INVIATO
Senorbì. È tornato nel suo ambulatorio medico ancora claudicante, molto prima rispetto alla prescrizione dei colleghi dopo il grave incidente: «Sono ancora zoppo e dolorante cinque mesi dopo l’incontro ravvicinato con un camion, ma ho lasciato i miei pazienti senza assistenza per troppo tempo e poi con la crisi della medicina di base i sostituti erano costretti a fare i salti mortali. Sono contento di aver ripreso il mio posto di lavoro».
Piccolo riassunto. Diciotto giugno scorso, 8,30 del mattino: il dottor Pierluigi Congiu, 65 anni, stimato medico di base, arriva nell’ambulatorio in via Atzeni, pieno centro di Senorbì, appoggia la borsa con stetoscopio, ricettario, camice pulito e apparecchio per la misurare la pressione, e prende le chiavi per aprire il cancello d'ingresso. Poi il buio. «Mi sono ritrovato in un lettino di ospedale, circondato da colleghi preoccupati per mie condizioni: avevo contusioni e ferite dappertutto, un forte trauma cranico. Ho chiesto cosa fosse successo, non ricordavo nulla, non ricordo niente neanche adesso. Mi hanno detto che ero stato investito da un camion, che mi aveva trascinato per una decina di metri. L’autista era rimasto abbagliato dal sole e non mi ha visto. Sono vivo per miracolo».
Il recupero
Cinque mesi e mezzo dopo Pierluigi Congiu è riuscito a tornare dai suoi 1500 assistiti. «Probabilmente non recupererò mai al meglio, ho subìto due operazioni chirurgiche, sono rimasto a letto per due mesi, poi il resto in una clinica per la riabilitazione. A un certo punto non pensavo di poter tornare a camminare: sono molto felice».
Il ritorno
Felicità, lo stesso sentimento dei suoi pazienti, che il primo dicembre, il giorno della riapertura del suo studio, hanno fatto la fila per andare a salutarlo, chi con una forma di formaggio, chi con il pane fatto in casa, chi con una lettera di ringraziamento. «Sono io che ho ringraziato loro: mi chiamavano quando ero in ospedale, quando facevo fisioterapia, quando ero molto preoccupato per il mio futuro. Sono voluto tornare al lavoro prima rispetto alle indicazioni dei miei colleghi specialisti proprio perché non volevo lasciarli in difficoltà».Già, perché (anche) a Senorbì e dintorni i residenti hanno dovuto fare i conti con la mancanza di specialisti di base.

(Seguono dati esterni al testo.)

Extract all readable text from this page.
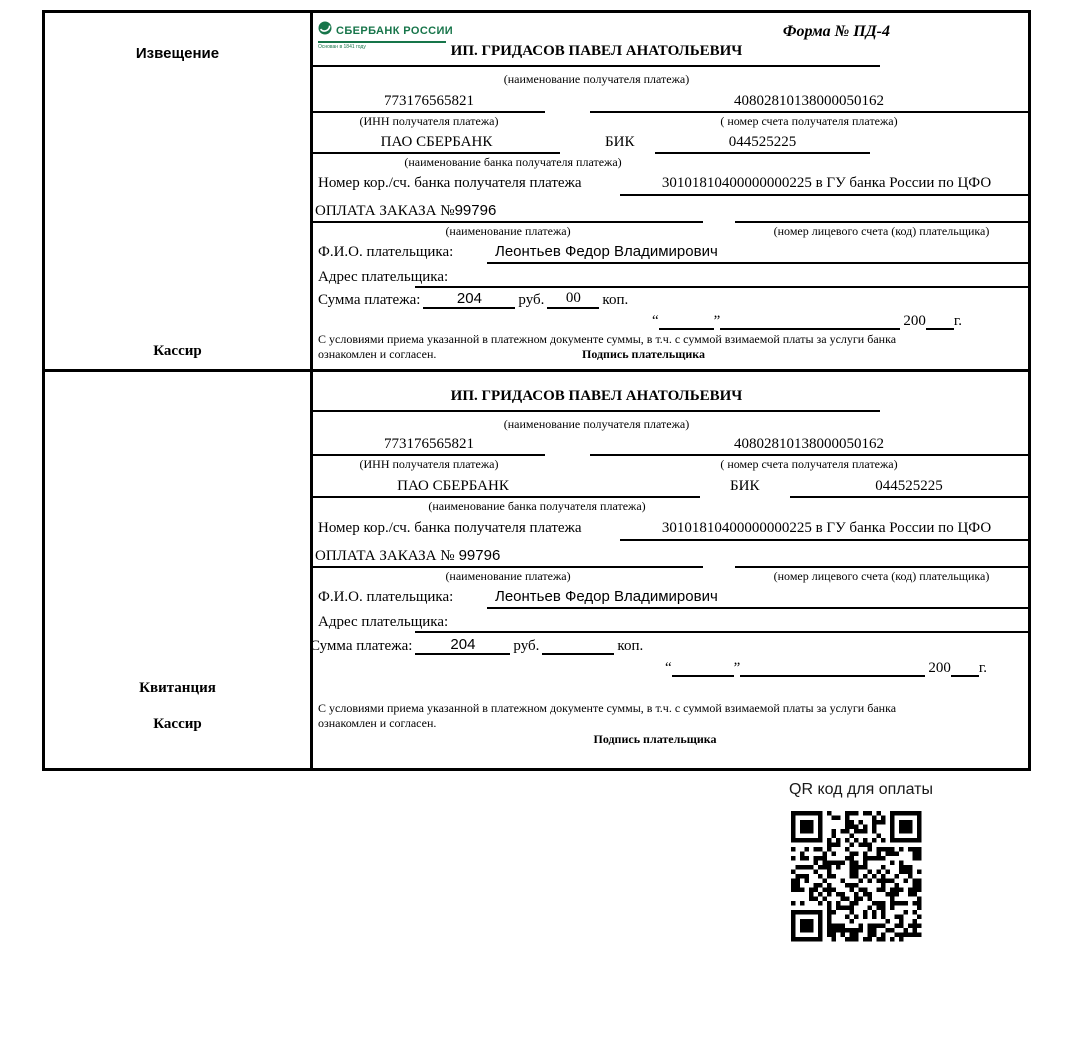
Извещение
Кассир
СБЕРБАНК РОССИИ
Основан в 1841 году
Форма № ПД-4
ИП. ГРИДАСОВ ПАВЕЛ АНАТОЛЬЕВИЧ
(наименование получателя платежа)
773176565821	40802810138000050162
(ИНН получателя платежа)	( номер счета получателя платежа)
ПАО СБЕРБАНК	БИК	044525225
(наименование банка получателя платежа)
Номер кор./сч. банка получателя платежа	30101810400000000225 в ГУ банка России по ЦФО
ОПЛАТА ЗАКАЗА №99796
(наименование платежа)	(номер лицевого счета (код) плательщика)
Ф.И.О. плательщика:	Леонтьев Федор Владимирович
Адрес плательщика:
Сумма платежа:	204	руб.	00	коп.
“	”	200 г.
С условиями приема указанной в платежном документе суммы, в т.ч. с суммой взимаемой платы за услуги банка
ознакомлен и согласен.	Подпись плательщика
Квитанция
Кассир
ИП. ГРИДАСОВ ПАВЕЛ АНАТОЛЬЕВИЧ
(наименование получателя платежа)
773176565821	40802810138000050162
(ИНН получателя платежа)	( номер счета получателя платежа)
ПАО СБЕРБАНК	БИК	044525225
(наименование банка получателя платежа)
Номер кор./сч. банка получателя платежа	30101810400000000225 в ГУ банка России по ЦФО
ОПЛАТА ЗАКАЗА № 99796
(наименование платежа)	(номер лицевого счета (код) плательщика)
Ф.И.О. плательщика:	Леонтьев Федор Владимирович
Адрес плательщика:
Сумма платежа:	204	руб.	коп.
“	”	200 г.
С условиями приема указанной в платежном документе суммы, в т.ч. с суммой взимаемой платы за услуги банка
ознакомлен и согласен.
Подпись плательщика
QR код для оплаты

Situazione già di per sè cronica in Sardegna (anzi, in Italia), ma aggravata in Trexenta perché ad avere un incidente stradale non è stato soltanto il dottor Congia: stessa sorte è capitata anche al collega Hourani Samih, anche lui costretto da un incidente a non lavorare per diverso tempo, ma fortunatamente nel suo caso le ferite che ha riportato erano meno importanti.
Il racconto
«È stato un periodo difficile - prosegue Pierluigi Congiu – tra l’altro io ero un paziente particolare, facevo le diagnosi a me stesso e a un certo punto ho pensato che non avrei più potuto camminare. Sono stati bravissimi gli specialisti, gli oss e i fisioterapisti del centro di Villamar che mi hanno rimesso in piedi. Mi hanno dimesso a fine novembre, pochi giorni dopo sono tornato al lavoro. Non so rimanere con le mani in mano e poi volevo prendermi cura dei miei pazienti come hanno fatto loro con me durante la malattia e la convalescenza».

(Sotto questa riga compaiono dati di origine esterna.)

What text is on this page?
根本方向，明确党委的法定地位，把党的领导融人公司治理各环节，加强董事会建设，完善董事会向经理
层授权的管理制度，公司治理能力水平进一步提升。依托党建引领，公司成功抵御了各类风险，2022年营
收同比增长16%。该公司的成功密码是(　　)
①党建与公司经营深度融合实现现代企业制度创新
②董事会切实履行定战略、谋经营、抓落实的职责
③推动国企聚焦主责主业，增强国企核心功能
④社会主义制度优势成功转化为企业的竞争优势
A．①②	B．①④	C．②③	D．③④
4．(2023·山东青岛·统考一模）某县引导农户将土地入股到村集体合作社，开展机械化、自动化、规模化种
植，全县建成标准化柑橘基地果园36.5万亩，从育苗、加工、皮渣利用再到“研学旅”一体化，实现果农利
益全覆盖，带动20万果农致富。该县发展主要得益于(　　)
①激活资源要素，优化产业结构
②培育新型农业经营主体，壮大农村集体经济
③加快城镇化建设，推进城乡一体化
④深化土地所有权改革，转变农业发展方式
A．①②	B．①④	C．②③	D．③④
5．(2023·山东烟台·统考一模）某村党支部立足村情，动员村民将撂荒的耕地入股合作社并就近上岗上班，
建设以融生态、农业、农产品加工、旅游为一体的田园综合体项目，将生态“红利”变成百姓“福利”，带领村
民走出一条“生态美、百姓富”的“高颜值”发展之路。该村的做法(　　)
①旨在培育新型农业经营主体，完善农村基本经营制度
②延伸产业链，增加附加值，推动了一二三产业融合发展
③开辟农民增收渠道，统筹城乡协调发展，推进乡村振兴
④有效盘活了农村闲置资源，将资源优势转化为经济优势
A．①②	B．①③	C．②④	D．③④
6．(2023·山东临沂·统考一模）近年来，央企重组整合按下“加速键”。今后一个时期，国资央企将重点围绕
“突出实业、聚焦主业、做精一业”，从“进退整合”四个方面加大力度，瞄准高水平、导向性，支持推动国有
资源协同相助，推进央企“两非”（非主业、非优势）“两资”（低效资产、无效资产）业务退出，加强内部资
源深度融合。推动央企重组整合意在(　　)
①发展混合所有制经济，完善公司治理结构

Pierluigi Congiu lavora a Senorbì da vent’anni, assiste famiglie in tutta la Trexenta e in questo periodo è diventato per tanti non soltanto il medico, ma anche l’amico, il confidente, l’invitato speciale per battesimi, cresime e matrimoni. «Per me fare il medico di famiglia è una vocazione, ho preso la laurea per aiutare chi è in difficoltà. Dispiace che questa branca della professione sia così in crisi, i giovani la evitano, preferiscono altro. La situazione nel territorio è diventata insostenibile. L’errore è stato a monte, la facoltà di Medicina non doveva diventare a numero chiuso, c’era sempre stata una selezione naturale, vista la difficoltà del corso. Così oggi dall’università escono molti meno medici di quelli che servono alla sanità pubblica». Per fortuna ci sono ancora persone come Pierluigi Congiu, che, nonostante i problemi di deambulazione, torna in ambulatorio per non lasciare i suoi pazienti senza assistenza. Chiamatela coscienza o sacro amore per la medicina.